Larson helped the U.S. win its first major international title at the 2014 World Championship. She was also part of the program’s two stingers — defeats in the 2012 Olympic final and 2016 Olympic semifinals, both matches where the U.S. won the first set (and convincingly in 2012).

“It just gives me chills thinking about it now,” Larson said of the Rio Olympic semifinals, where Serbia beat the U.S. 15-13 in the fifth. “That team, we put in so much. Not just on the court but off the court working on culture and working on how are we best for each other. How can we be the best team? How can we out-team people? Certain teams have a better one player that’s a standout that we maybe didn’t have or don’t have. So how can we out-team the other teams? We had just put in so much work that was just heartbreaking.”

Larson and the Americans rebounded to win the bronze-medal match two days later.

“I don’t know anybody that didn’t have their heart ripped out. It was just a soul-crusher of a match,” Kiraly said of the semifinal. “More meaningful was what a great response everybody, including Jordan, mounted to the disappointment of that loss.”
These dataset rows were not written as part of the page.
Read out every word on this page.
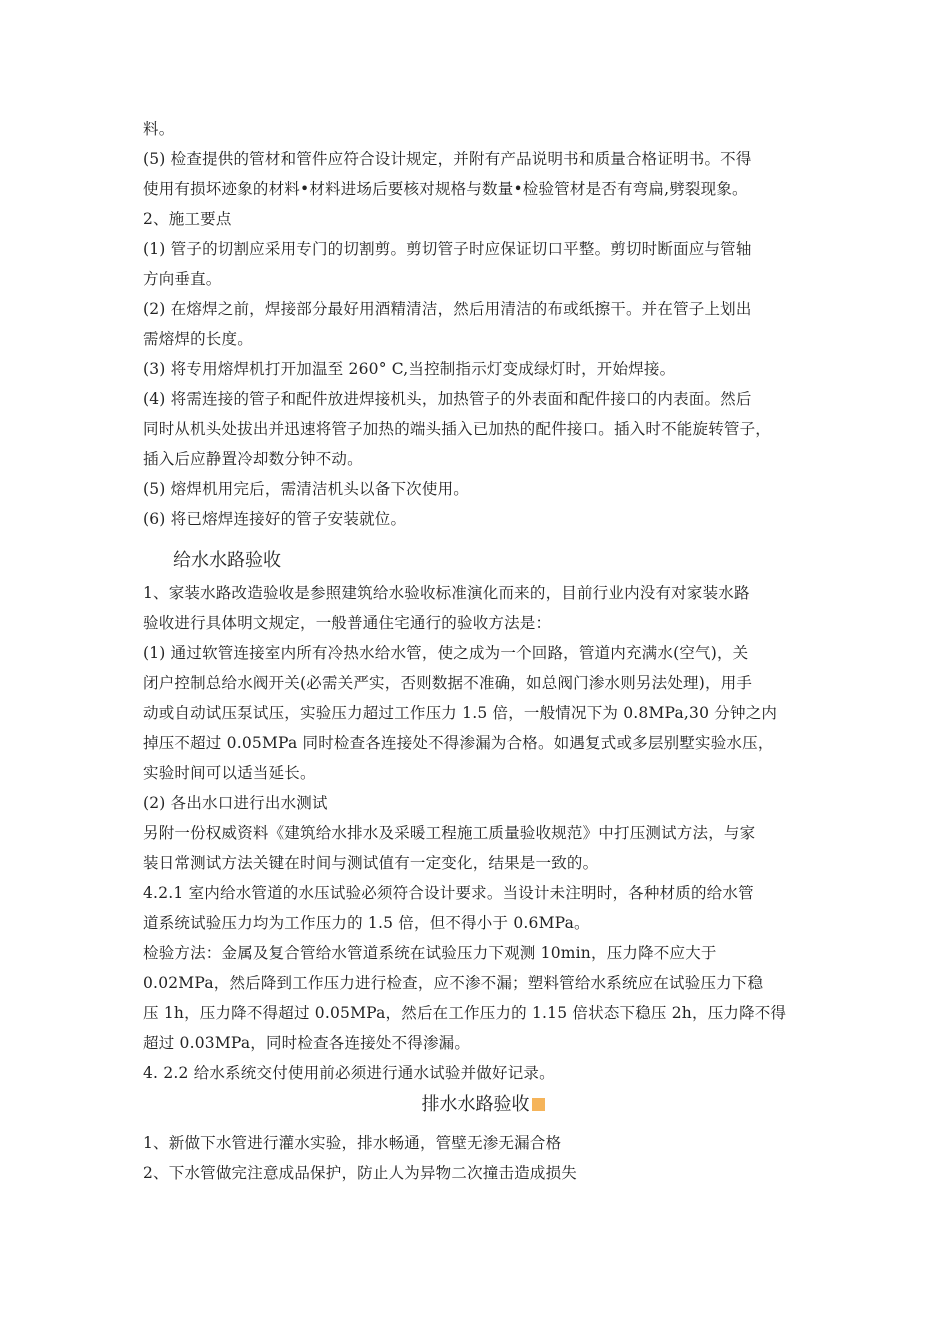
料。
(5) 检查提供的管材和管件应符合设计规定，并附有产品说明书和质量合格证明书。不得
使用有损坏迹象的材料•材料进场后要核对规格与数量•检验管材是否有弯扁,劈裂现象。
2、施工要点
(1) 管子的切割应采用专门的切割剪。剪切管子时应保证切口平整。剪切时断面应与管轴
方向垂直。
(2) 在熔焊之前，焊接部分最好用酒精清洁，然后用清洁的布或纸擦干。并在管子上划出
需熔焊的长度。
(3) 将专用熔焊机打开加温至 260° C,当控制指示灯变成绿灯时，开始焊接。
(4) 将需连接的管子和配件放进焊接机头，加热管子的外表面和配件接口的内表面。然后
同时从机头处拔出并迅速将管子加热的端头插入已加热的配件接口。插入时不能旋转管子，
插入后应静置冷却数分钟不动。
(5) 熔焊机用完后，需清洁机头以备下次使用。
(6) 将已熔焊连接好的管子安装就位。
给水水路验收
1、家装水路改造验收是参照建筑给水验收标准演化而来的，目前行业内没有对家装水路
验收进行具体明文规定，一般普通住宅通行的验收方法是：
(1) 通过软管连接室内所有冷热水给水管，使之成为一个回路，管道内充满水(空气)，关
闭户控制总给水阀开关(必需关严实，否则数据不准确，如总阀门渗水则另法处理)，用手
动或自动试压泵试压，实验压力超过工作压力 1.5 倍，一般情况下为 0.8MPa,30 分钟之内
掉压不超过 0.05MPa 同时检查各连接处不得渗漏为合格。如遇复式或多层别墅实验水压，
实验时间可以适当延长。
(2) 各出水口进行出水测试
另附一份权威资料《建筑给水排水及采暖工程施工质量验收规范》中打压测试方法，与家
装日常测试方法关键在时间与测试值有一定变化，结果是一致的。
4.2.1 室内给水管道的水压试验必须符合设计要求。当设计未注明时，各种材质的给水管
道系统试验压力均为工作压力的 1.5 倍，但不得小于 0.6MPa。
检验方法：金属及复合管给水管道系统在试验压力下观测 10min，压力降不应大于
0.02MPa，然后降到工作压力进行检查，应不渗不漏；塑料管给水系统应在试验压力下稳
压 1h，压力降不得超过 0.05MPa，然后在工作压力的 1.15 倍状态下稳压 2h，压力降不得
超过 0.03MPa，同时检查各连接处不得渗漏。
4. 2.2 给水系统交付使用前必须进行通水试验并做好记录。
排水水路验收
1、新做下水管进行灌水实验，排水畅通，管壁无渗无漏合格
2、下水管做完注意成品保护，防止人为异物二次撞击造成损失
The U.S. took fifth at worlds in 2018 and is now ranked second in the world behind China.

Larson spent the past club season in Shanghai. The campaign ended in mid-January. She hadn’t heard anything about the coronavirus when she took her scheduled flight back to California, learning days later that LAX started screening for it. Now, she’s working out from her garage.

Larson is in line to become the fifth-oldest U.S. Olympic women’s volleyball player in history, according Olympedia and the OlyMADMen.

Her decade of experience could go a long way to help the next generation of outside hitters, led by three-time NCAA champion and Sullivan Award winner Kathryn Plummer.

“If you’re coming into the USA program as an outside hitter, in the next year or the quad or the quad after that,” Barnett said, “the measuring stick is going to be Jordan Larson.”